Kenalkan Kerajaan Jenggala
Selain mengembangkan kreativitas dan keterampilan anak, Pesta Siaga 2026 juga menjadi sarana untuk mengenalkan kembali budaya lokal Sidoarjo.
Ifa Ratnasari mengatakan, tema “Pencarian Harta Karun” dipilih karena masih banyak generasi saat ini yang belum mengetahui bahwa Kerajaan Jenggala pernah ada di wilayah Kabupaten Sidoarjo.
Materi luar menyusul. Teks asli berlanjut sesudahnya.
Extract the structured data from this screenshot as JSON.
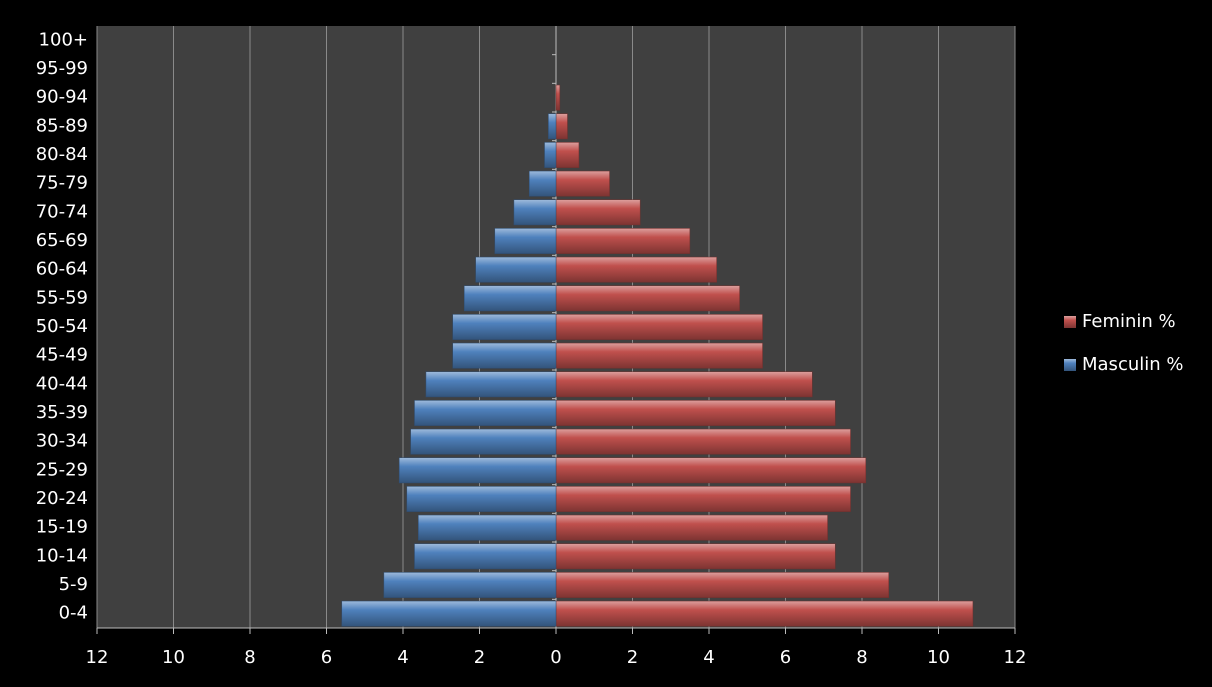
{
  "chart_data": {
    "type": "bar",
    "categories": [
      "0-4",
      "5-9",
      "10-14",
      "15-19",
      "20-24",
      "25-29",
      "30-34",
      "35-39",
      "40-44",
      "45-49",
      "50-54",
      "55-59",
      "60-64",
      "65-69",
      "70-74",
      "75-79",
      "80-84",
      "85-89",
      "90-94",
      "95-99",
      "100+"
    ],
    "series": [
      {
        "name": "Feminin %",
        "color": "#c0504d",
        "values": [
          10.9,
          8.7,
          7.3,
          7.1,
          7.7,
          8.1,
          7.7,
          7.3,
          6.7,
          5.4,
          5.4,
          4.8,
          4.2,
          3.5,
          2.2,
          1.4,
          0.6,
          0.3,
          0.1,
          0,
          0
        ]
      },
      {
        "name": "Masculin %",
        "color": "#4f81bd",
        "values": [
          -5.6,
          -4.5,
          -3.7,
          -3.6,
          -3.9,
          -4.1,
          -3.8,
          -3.7,
          -3.4,
          -2.7,
          -2.7,
          -2.4,
          -2.1,
          -1.6,
          -1.1,
          -0.7,
          -0.3,
          -0.2,
          0,
          0,
          0
        ]
      }
    ],
    "xlim": [
      -12,
      12
    ],
    "xticks": [
      {
        "value": -12,
        "label": "12"
      },
      {
        "value": -10,
        "label": "10"
      },
      {
        "value": -8,
        "label": "8"
      },
      {
        "value": -6,
        "label": "6"
      },
      {
        "value": -4,
        "label": "4"
      },
      {
        "value": -2,
        "label": "2"
      },
      0,
      2,
      4,
      6,
      8,
      10,
      12
    ],
    "grid": true,
    "legend": "right"
  }
}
Karena itu, pengenalan sejarah dan budaya lokal dikemas melalui kegiatan permainan serta perlombaan sehingga lebih mudah diterima anak-anak.
Pendekatan tersebut diharapkan membuat peserta tidak hanya mendapatkan pengalaman bermain, tetapi juga mengenal warisan budaya daerahnya.
Beberapa kegiatan juga secara khusus membawa unsur kearifan lokal. Di antaranya terdapat “Bakul Lepau” atau Kedai Jenggala, scouting skill, serta kegiatan menggambar dan menganyam.
Aktivitas tersebut diharapkan dapat meningkatkan motivasi belajar sekaligus mengembangkan daya kreativitas anak.
Melalui Pesta Siaga atau Perkemahan Sehari (Persari), para peserta tidak hanya diajak belajar dan bermain, tetapi juga dikenalkan pada nilai-nilai budaya yang ada di Kabupaten Sidoarjo.
Kegiatan tersebut diharapkan menjadi salah satu cara untuk menjaga sekaligus menanamkan kecintaan terhadap kearifan budaya lokal sejak usia dini.
Dengan demikian, generasi muda Sidoarjo tidak hanya memiliki keterampilan dan karakter positif, tetapi juga mengenal sejarah serta budaya daerahnya.